The move hasn’t surprised many in the Canadian auto care space.
O’Reilly has been expanding outside of the U.S., particularly into Latin America, noted Kumar Saha, U.S. vice president and Canadian managing director of global automotive data firm Eucon.
“The northward expansion also make sense,” he said “So not surprised. But it’s very interesting news.”
“I think it’s a brilliant move,” said Joe Mercanti, a long-time industry executive and now AIA Canada ambassador.
He pointed out that O’Reilly was also an Auto Value member, so the leadership of both companies ties back to that relationship.
One industry expert zeroed in on Vast-Auto president and CEO Mauro Cifelli’s statement about accelerating “our expansion throughout Canada.” That points to national aspirations, one that will receive a significant boost through the deal.
“If I had a crystal ball, I could foresee Del Vasto Group taking their O’Reilly lottery winnings and purchasing the Carquest-only entity, with a future promise from O’Reilly’s and possibly additional financial support to absorb the entity,” an anonymous source told Auto Service World.
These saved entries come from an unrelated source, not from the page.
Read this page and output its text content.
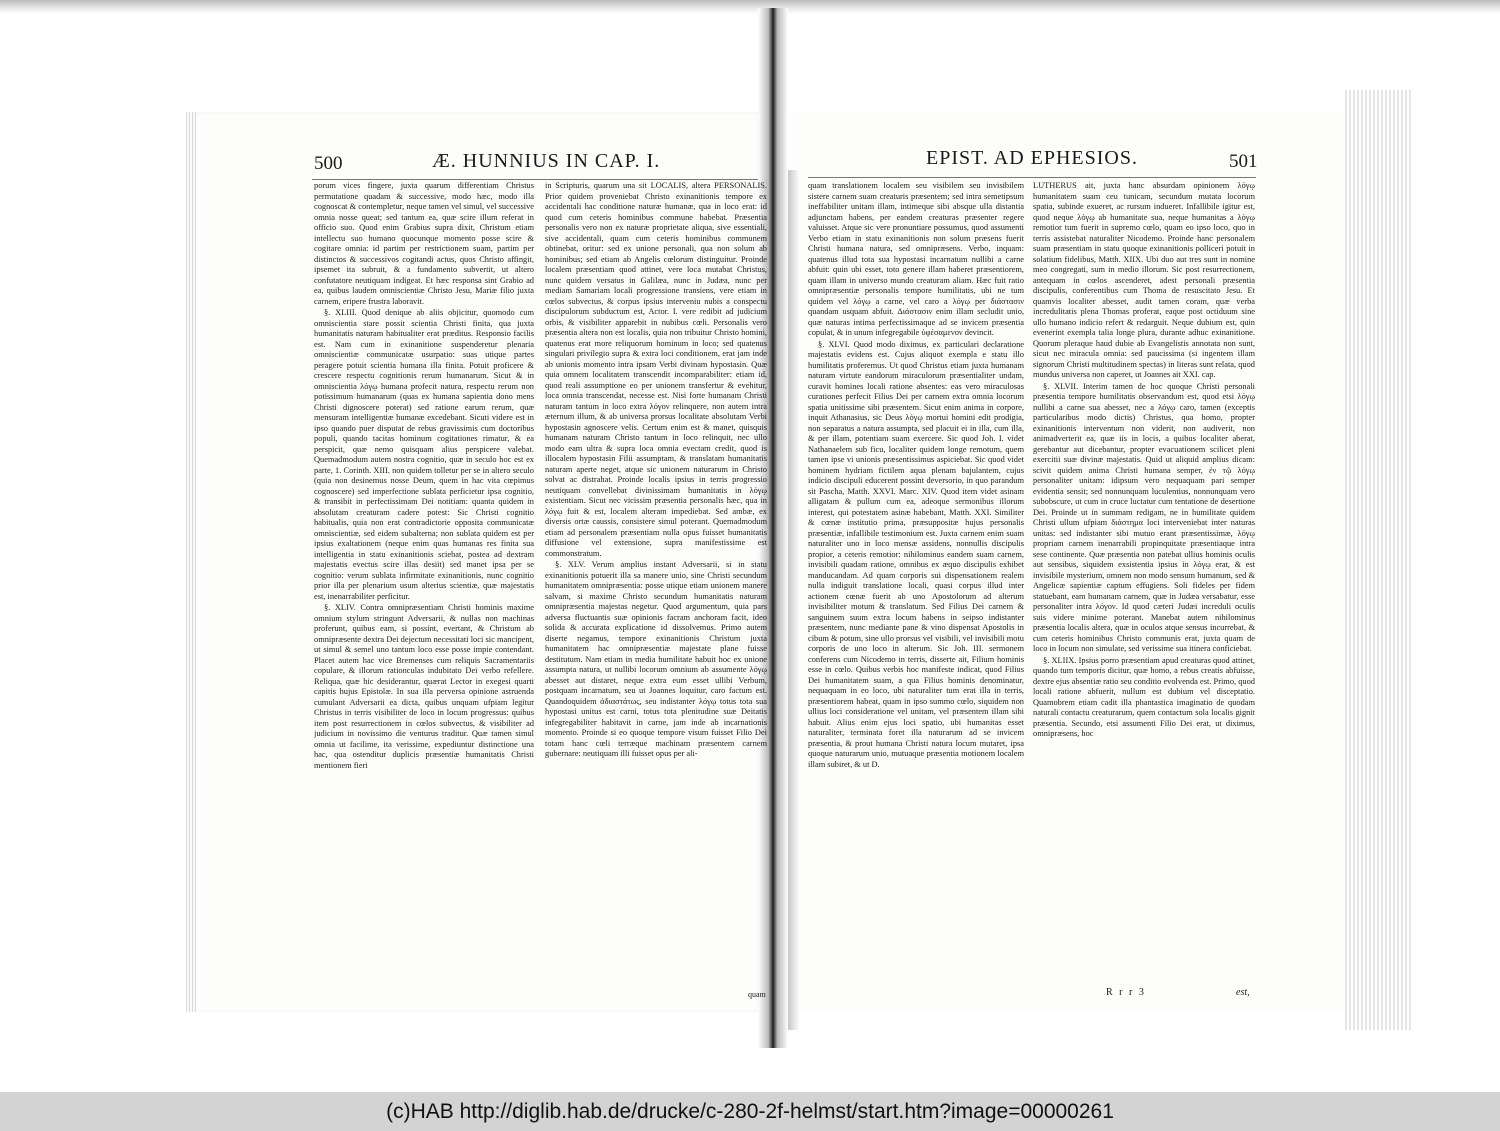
500	Æ. HUNNIUS IN CAP. I.

porum vices fingere, juxta quarum differentiam Christus permutatione quadam & successive, modo hæc, modo illa cognoscat & contempletur, neque tamen vel simul, vel successive omnia nosse queat; sed tantum ea, quæ scire illum referat in officio suo. Quod enim Grabius supra dixit, Christum etiam intellectu suo humano quocunque momento posse scire & cogitare omnia: id partim per restrictionem suam, partim per distinctos & successivos cogitandi actus, quos Christo affingit, ipsemet ita subruit, & a fundamento subvertit, ut altero confutatore neutiquam indigeat. Et hæc responsa sint Grabio ad ea, quibus laudem omniscientiæ Christo Jesu, Mariæ filio juxta carnem, eripere frustra laboravit.

§. XLIII. Quod denique ab aliis objicitur, quomodo cum omniscientia stare possit scientia Christi finita, qua juxta humanitatis naturam habitualiter erat præditus. Responsio facilis est. Nam cum in exinanitione suspenderetur plenaria omniscientiæ communicatæ usurpatio: suas utique partes peragere potuit scientia humana illa finita. Potuit proficere & crescere respectu cognitionis rerum humanarum. Sicut & in omniscientia λόγῳ humana profecit natura, respectu rerum non potissimum humanarum (quas ex humana sapientia dono mens Christi dignoscere poterat) sed ratione earum rerum, quæ mensuram intelligentiæ humanæ excedebant. Sicuti videre est in ipso quando puer disputat de rebus gravissimis cum doctoribus populi, quando tacitas hominum cogitationes rimatur, & ea perspicit, quæ nemo quisquam alius perspicere valebat. Quemadmodum autem nostra cognitio, quæ in seculo hoc est ex parte, 1. Corinth. XIII. non quidem tolletur per se in altero seculo (quia non desinemus nosse Deum, quem in hac vita cœpimus cognoscere) sed imperfectione sublata perficietur ipsa cognitio, & transibit in perfectissimam Dei notitiam: quanta quidem in absolutam creaturam cadere potest: Sic Christi cognitio habitualis, quia non erat contradictorie opposita communicatæ omniscientiæ, sed eidem subalterna; non sublata quidem est per ipsius exaltationem (neque enim quas humanas res finita sua intelligentia in statu exinanitionis sciebat, postea ad dextram majestatis evectus scire illas desiit) sed manet ipsa per se cognitio: verum sublata infirmitate exinanitionis, nunc cognitio prior illa per plenarium usum alterius scientiæ, quæ majestatis est, inenarrabiliter perficitur.

§. XLIV. Contra omnipræsentiam Christi hominis maxime omnium stylum stringunt Adversarii, & nullas non machinas proferunt, quibus eam, si possint, evertant, & Christum ab omnipræsente dextra Dei dejectum necessitati loci sic mancipent, ut simul & semel uno tantum loco esse posse impie contendant. Placet autem hac vice Bremenses cum reliquis Sacramentariis copulare, & illorum rationculas indubitato Dei verbo refellere. Reliqua, quæ hic desiderantur, quærat Lector in exegesi quarti capitis hujus Epistolæ. In sua illa perversa opinione astruenda cumulant Adversarii ea dicta, quibus unquam ufpiam legitur Christus in terris visibiliter de loco in locum progressus: quibus item post resurrectionem in cœlos subvectus, & visibiliter ad judicium in novissimo die venturus traditur. Quæ tamen simul omnia ut facilime, ita verissime, expediuntur distinctione una hac, qua ostenditur duplicis præsentiæ humanitatis Christi mentionem fieri

in Scripturis, quarum una sit LOCALIS, altera PERSONALIS. Prior quidem proveniebat Christo exinanitionis tempore ex accidentali hac conditione naturæ humanæ, qua in loco erat: id quod cum ceteris hominibus commune habebat. Præsentia personalis vero non ex naturæ proprietate aliqua, sive essentiali, sive accidentali, quam cum ceteris hominibus communem obtinebat, oritur: sed ex unione personali, qua non solum ab hominibus; sed etiam ab Angelis cœlorum distinguitur. Proinde localem præsentiam quod attinet, vere loca mutabat Christus, nunc quidem versatus in Galilæa, nunc in Judæa, nunc per mediam Samariam locali progressione transiens, vere etiam in cœlos subvectus, & corpus ipsius interveniu nubis a conspectu discipulorum subductum est, Actor. I. vere redibit ad judicium orbis, & visibiliter apparebit in nubibus cœli. Personalis vero præsentia altera non est localis, quia non tribuitur Christo homini, quatenus erat more reliquorum hominum in loco; sed quatenus singulari privilegio supra & extra loci conditionem, erat jam inde ab unionis momento intra ipsam Verbi divinam hypostasin. Quæ quia omnem localitatem transcendit incomparabiliter: etiam id, quod reali assumptione eo per unionem transfertur & evehitur, loca omnia transcendat, necesse est. Nisi forte humanam Christi naturam tantum in loco extra λόγον relinquere, non autem intra æternum illum, & ab universa prorsus localitate absolutam Verbi hypostasin agnoscere velis. Certum enim est & manet, quisquis humanam naturam Christo tantum in loco relinquit, nec ullo modo eam ultra & supra loca omnia evectam credit, quod is illocalem hypostasin Filii assumptam, & translatam humanitatis naturam aperte neget, atque sic unionem naturarum in Christo solvat ac distrahat. Proinde localis ipsius in terris progressio neutiquam convellebat divinissimam humanitatis in λόγῳ existentiam. Sicut nec vicissim præsentia personalis hæc, qua in λόγῳ fuit & est, localem alteram impediebat. Sed ambæ, ex diversis ortæ caussis, consistere simul poterant. Quemadmodum etiam ad personalem præsentiam nulla opus fuisset humanitatis diffusione vel extensione, supra manifestissime est commonstratum.

§. XLV. Verum amplius instant Adversarii, si in statu exinanitionis potuerit illa sa manere unio, sine Christi secundum humanitatem omnipræsentia: posse utique etiam unionem manere salvam, si maxime Christo secundum humanitatis naturam omnipræsentia majestas negetur. Quod argumentum, quia pars adversa fluctuantis suæ opinionis facram anchoram facit, ideo solida & accurata explicatione id dissolvemus. Primo autem diserte negamus, tempore exinanitionis Christum juxta humanitatem hac omnipræsentiæ majestate plane fuisse destitutum. Nam etiam in media humilitate habuit hoc ex unione assumpta natura, ut nullibi locorum omnium ab assumente λόγῳ abesset aut distaret, neque extra eum esset ullibi Verbum, postquam incarnatum, seu ut Joannes loquitur, caro factum est. Quandoquidem ἀδιαστάτως, seu indistanter λόγῳ totus tota sua hypostasi unitus est carni, totus tota plenitudine suæ Deitatis infegregabiliter habitavit in carne, jam inde ab incarnationis momento. Proinde si eo quoque tempore visum fuisset Filio Dei totam hanc cœli terræque machinam præsentem carnem gubernare: neutiquam illi fuisset opus per ali-

quam
EPIST. AD EPHESIOS.	501

quam translationem localem seu visibilem seu invisibilem sistere carnem suam creaturis præsentem; sed intra semetipsum ineffabiliter unitam illam, intimeque sibi absque ulla distantia adjunctam habens, per eandem creaturas præsenter regere valuisset. Atque sic vere pronuntiare possumus, quod assumenti Verbo etiam in statu exinanitionis non solum præsens fuerit Christi humana natura, sed omnipræsens. Verbo, inquam: quatenus illud tota sua hypostasi incarnatum nullibi a carne abfuit: quin ubi esset, toto genere illam haberet præsentiorem, quam illam in universo mundo creaturam aliam. Hæc fuit ratio omnipræsentiæ personalis tempore humilitatis, ubi ne tum quidem vel λόγῳ a carne, vel caro a λόγῳ per διάστασιν quandam usquam abfuit. Διάστασιν enim illam secludit unio, quæ naturas intima perfectissimaque ad se invicem præsentia copulat, & in unum infegregabile ὑφέσαμενον devincit.

§. XLVI. Quod modo diximus, ex particulari declaratione majestatis evidens est. Cujus aliquot exempla e statu illo humilitatis proferemus. Ut quod Christus etiam juxta humanam naturam virtute eandorum miraculorum præsentialiter undam, curavit homines locali ratione absentes: eas vero miraculosas curationes perfecit Filius Dei per carnem extra omnia locorum spatia unitissime sibi præsentem. Sicut enim anima in corpore, inquit Athanasius, sic Deus λόγῳ mortui homini edit prodigia, non separatus a natura assumpta, sed placuit ei in illa, cum illa, & per illam, potentiam suam exercere. Sic quod Joh. I. videt Nathanaelem sub ficu, localiter quidem longe remotum, quem tamen ipse vi unionis præsentissimus aspiciebat. Sic quod videt hominem hydriam fictilem aqua plenam bajulantem, cujus indicio discipuli educerent possint deversorio, in quo parandum sit Pascha, Matth. XXVI. Marc. XIV. Quod item videt asinam alligatam & pullum cum ea, adeoque sermonibus illorum interest, qui potestatem asinæ habebant, Matth. XXI. Similiter & cœnæ institutio prima, præsuppositæ hujus personalis præsentiæ, infallibile testimonium est. Juxta carnem enim suam naturaliter uno in loco mensæ assidens, nonnullis discipulis propior, a ceteris remotior: nihilominus eandem suam carnem, invisibili quadam ratione, omnibus ex æquo discipulis exhibet manducandam. Ad quam corporis sui dispensationem realem nulla indiguit translatione locali, quasi corpus illud inter actionem cœnæ fuerit ab uno Apostolorum ad alterum invisibiliter motum & translatum. Sed Filius Dei carnem & sanguinem suum extra locum habens in seipso indistanter præsentem, nunc mediante pane & vino dispensat Apostolis in cibum & potum, sine ullo prorsus vel visibili, vel invisibili motu corporis de uno loco in alterum. Sic Joh. III. sermonem conferens cum Nicodemo in terris, disserte ait, Filium hominis esse in cœlo. Quibus verbis hoc manifeste indicat, quod Filius Dei humanitatem suam, a qua Filius hominis denominatur, nequaquam in eo loco, ubi naturaliter tum erat illa in terris, præsentiorem habeat, quam in ipso summo cœlo, siquidem non ullius loci consideratione vel unitam, vel præsentem illam sibi habuit. Alius enim ejus loci spatio, ubi humanitas esset naturaliter, terminata foret illa naturarum ad se invicem præsentia, & prout humana Christi natura locum mutaret, ipsa quoque naturarum unio, mutuaque præsentia motionem localem illam subiret, & ut D.

LUTHERUS ait, juxta hanc absurdam opinionem λόγῳ humanitatem suam ceu tunicam, secundum mutata locorum spatia, subinde exueret, ac rursum indueret. Infallibile igitur est, quod neque λόγῳ ab humanitate sua, neque humanitas a λόγῳ remotior tum fuerit in supremo cœlo, quam eo ipso loco, quo in terris assistebat naturaliter Nicodemo. Proinde hanc personalem suam præsentiam in statu quoque exinanitionis polliceri potuit in solatium fidelibus, Matth. XIIX. Ubi duo aut tres sunt in nomine meo congregati, sum in medio illorum. Sic post resurrectionem, antequam in cœlos ascenderet, adest personali præsentia discipulis, conferentibus cum Thoma de resuscitato Jesu. Et quamvis localiter abesset, audit tamen coram, quæ verba incredulitatis plena Thomas proferat, eaque post octiduum sine ullo humano indicio refert & redarguit. Neque dubium est, quin evenerint exempla talia longe plura, durante adhuc exinanitione. Quorum pleraque haud dubie ab Evangelistis annotata non sunt, sicut nec miracula omnia: sed paucissima (si ingentem illam signorum Christi multitudinem spectas) in literas sunt relata, quod mundus universa non caperet, ut Joannes ait XXI. cap.

§. XLVII. Interim tamen de hoc quoque Christi personali præsentia tempore humilitatis observandum est, quod etsi λόγῳ nullibi a carne sua abesset, nec a λόγῳ caro, tamen (exceptis particularibus modo dictis) Christus, qua homo, propter exinanitionis interventum non viderit, non audiverit, non animadverterit ea, quæ iis in locis, a quibus localiter aberat, gerebantur aut dicebantur, propter evacuationem scilicet pleni exercitii suæ divinæ majestatis. Quid ut aliquid amplius dicam: scivit quidem anima Christi humana semper, ἐν τῷ λόγῳ personaliter unitam: idipsum vero nequaquam pari semper evidentia sensit; sed nonnunquam luculentius, nonnunquam vero subobscure, ut cum in cruce luctatur cum tentatione de desertione Dei. Proinde ut in summam redigam, ne in humilitate quidem Christi ullum ufpiam διάστημα loci interveniebat inter naturas unitas: sed indistanter sibi mutuo erant præsentissimæ, λόγῳ propriam carnem inenarrabili propinquitate præsentiaque intra sese continente. Quæ præsentia non patebat ullius hominis oculis aut sensibus, siquidem exsistentia ipsius in λόγῳ erat, & est invisibile mysterium, omnem non modo sensum humanum, sed & Angelicæ sapientiæ captum effugiens. Soli fideles per fidem statuebant, eam humanam carnem, quæ in Judæa versabatur, esse personaliter intra λόγον. Id quod cæteri Judæi increduli oculis suis videre minime poterant. Manebat autem nihilominus præsentia localis altera, quæ in oculos atque sensus incurrebat, & cum ceteris hominibus Christo communis erat, juxta quam de loco in locum non simulate, sed verissime sua itinera conficiebat.

§. XLIIX. Ipsius porro præsentiam apud creaturas quod attinet, quando tum temporis dicitur, quæ homo, a rebus creatis abfuisse, dextre ejus absentiæ ratio seu conditio evolvenda est. Primo, quod locali ratione abfuerit, nullum est dubium vel disceptatio. Quamobrem etiam cadit illa phantastica imaginatio de quodam naturali contactu creaturarum, quem contactum sola localis gignit præsentia. Secundo, etsi assumenti Filio Dei erat, ut diximus, omnipræsens, hoc

R r r 3	est,
(c)HAB http://diglib.hab.de/drucke/c-280-2f-helmst/start.htm?image=00000261
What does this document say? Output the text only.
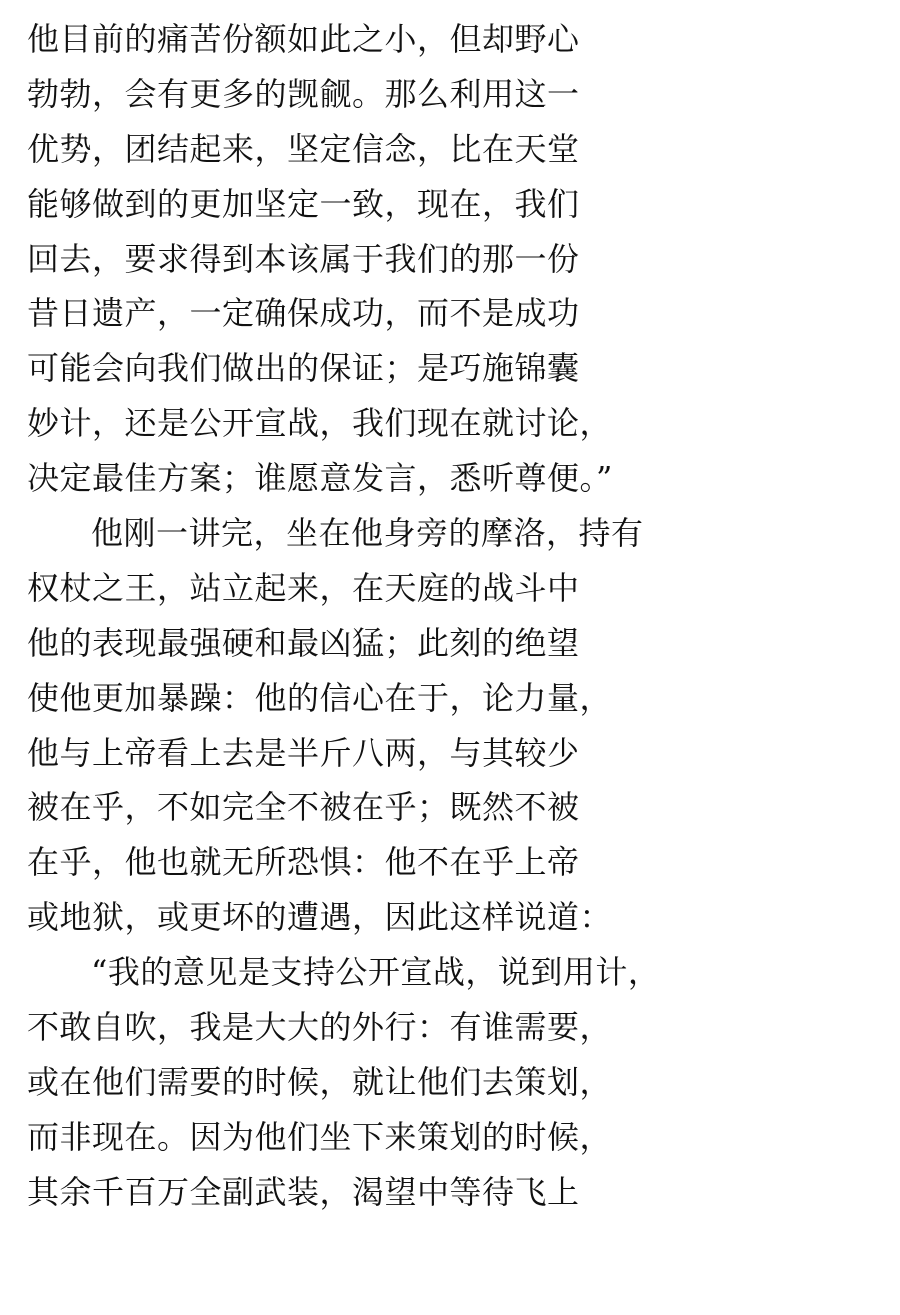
他目前的痛苦份额如此之小，但却野心
勃勃，会有更多的觊觎。那么利用这一
优势，团结起来，坚定信念，比在天堂
能够做到的更加坚定一致，现在，我们
回去，要求得到本该属于我们的那一份
昔日遗产，一定确保成功，而不是成功
可能会向我们做出的保证；是巧施锦囊
妙计，还是公开宣战，我们现在就讨论，
决定最佳方案；谁愿意发言，悉听尊便。”
他刚一讲完，坐在他身旁的摩洛，持有
权杖之王，站立起来，在天庭的战斗中
他的表现最强硬和最凶猛；此刻的绝望
使他更加暴躁：他的信心在于，论力量，
他与上帝看上去是半斤八两，与其较少
被在乎，不如完全不被在乎；既然不被
在乎，他也就无所恐惧：他不在乎上帝
或地狱，或更坏的遭遇，因此这样说道：
“我的意见是支持公开宣战，说到用计，
不敢自吹，我是大大的外行：有谁需要，
或在他们需要的时候，就让他们去策划，
而非现在。因为他们坐下来策划的时候，
其余千百万全副武装，渴望中等待飞上
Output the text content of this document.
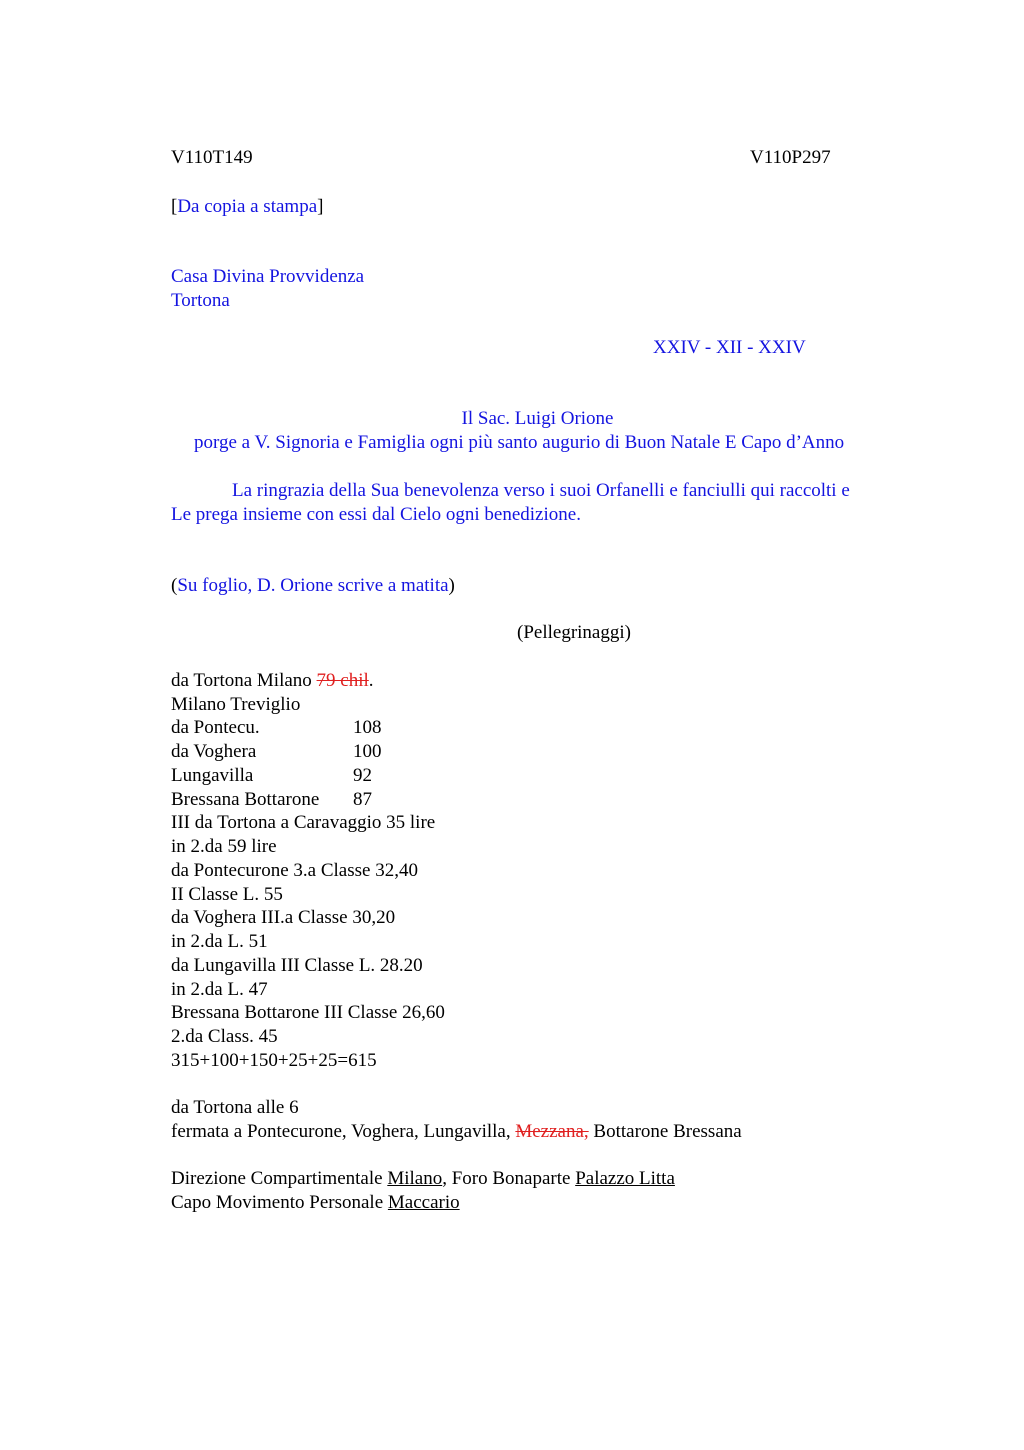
V110T149	V110P297
[Da copia a stampa]
Casa Divina Provvidenza
Tortona
XXIV - XII - XXIV
Il Sac. Luigi Orione
porge a V. Signoria e Famiglia ogni più santo augurio di Buon Natale E Capo d’Anno
La ringrazia della Sua benevolenza verso i suoi Orfanelli e fanciulli qui raccolti e
Le prega insieme con essi dal Cielo ogni benedizione.
(Su foglio, D. Orione scrive a matita)
(Pellegrinaggi)
da Tortona Milano 79 chil.
Milano Treviglio
da Pontecu.	108
da Voghera	100
Lungavilla	92
Bressana Bottarone 87
III da Tortona a Caravaggio 35 lire
in 2.da 59 lire
da Pontecurone 3.a Classe 32,40
II Classe L. 55
da Voghera III.a Classe 30,20
in 2.da L. 51
da Lungavilla III Classe L. 28.20
in 2.da L. 47
Bressana Bottarone III Classe 26,60
2.da Class. 45
315+100+150+25+25=615
da Tortona alle 6
fermata a Pontecurone, Voghera, Lungavilla, Mezzana, Bottarone Bressana
Direzione Compartimentale Milano, Foro Bonaparte Palazzo Litta
Capo Movimento Personale Maccario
He was granted anonymity due to relationships in the industry and the ability to speak freely.
O’Reilly was founded in 1957 and is one of the biggest specialty retailers of automotive aftermarket parts, tools, supplies, equipment and accessories in the U.S. It serves both the do-it-yourself and professional service provider markets.
This is something that differs from Vast-Auto’s way of doing business, which is primarily wholesale.
“The current Vast platform does not fit O’Reilly’s platform as O’Reilly’s is more of a Lordco-type business — all corporate stores with a near 50-50 split retail/wholesale base,” the anonymous source said.
This is something Saha pointed to as well, a similar position NAPA was in when it acquired UAP. He wondered if O’Reilly would push for more retail focus once the deal is complete. “The Canadian market … is also very, very traditional. It doesn’t truly have a retail-oriented market as they have in the U.S.”
“The entry into Canada via Vast is just a springboard which will change the face of our current aftermarket.”
Springboard to Canada
Many American companies view Canada as a viable expansion opportunity, even if it’s one-tenth of its size. However, for many, Quebec is an issue — a different market with different rules, a different language and a different way of doing things.
“To get into Canada, for a U.S. company, the problem’s always been Quebec,” Mercanti told Auto Service World. “So buying a Quebec company, that gives you the base. And then you can grow west easier.”
Like Vast-Auto, UAP and Uni-Select are headquartered in Quebec.
“The entry into Canada via Vast is just a springboard which will change the face of our current aftermarket,” the anonymous source said. He also noted that many industry experts believe there’s only room for upwards of four major buying groups. So acquisition makes more sense than expanding into the country — but it could also signal further deals down the road.
“For a U.S. company, they need to enter via a traditional network,” he added. “And with Vast’s vision — perfect.”
Saha pointed to Target’s attempt to move into the Canadian market.
“There are always risks associated with expanding into the Canadian market and trying to set up their own footprint,” he noted. “This is a great way because you have an existing business and you have the relationships in the market.”
“We have a smaller footprint. The entire aftermarket business is now built on scale. And a lot of them are family-owned. Sometimes it just makes sense for the company to make the right deal.”
Loss of the Canadian touch?
So it’s another Canadian company being acquired by a U.S. firm.
“I guess it’s just the way things are going,” Saha said. “I mean, if you take the example of LKQ-Uni-Select and now this, I don’t think it’s surprising at all that some of the bigger retailers and entities that are in the U.S. and now want to flex their muscle across the Americas.”
Except for B.C.-based Lordco, all Canadian networks in Canada have ties to a U.S.-based buying group now.
“Lots of things up in the air for you to watch, but do know this: The aftermarket in Canada will have a face change in the next three to five years,” the anonymous source said.
But does it matter that these once-powerful Canadian brands are now American-owned? Mercanti doesn’t think so.
“I don’t think it matters. They were all related to a buying group that was U.S.-based,” he said, echoing the anonymous source’s point on the pre-existing U.S. relationships. “As long as you give a good product and good service, you’ll be OK.”
And it’s probably inevitable that more U.S. companies will find their way north of the border as Canadian companies don’t have the capacity to expand their footprint on their own.
“We have a smaller footprint. The entire aftermarket business is now built on scale,” Saha observed. “And a lot of them are family-owned. Sometimes it just makes sense for the company to make the right deal.”
And these acquisitions won’t stop any time soon. “Consolidation is part of [the business],” Mercanti said. It’s going to be interesting. It’s going to be really interesting to see what happens in the next couple of years.”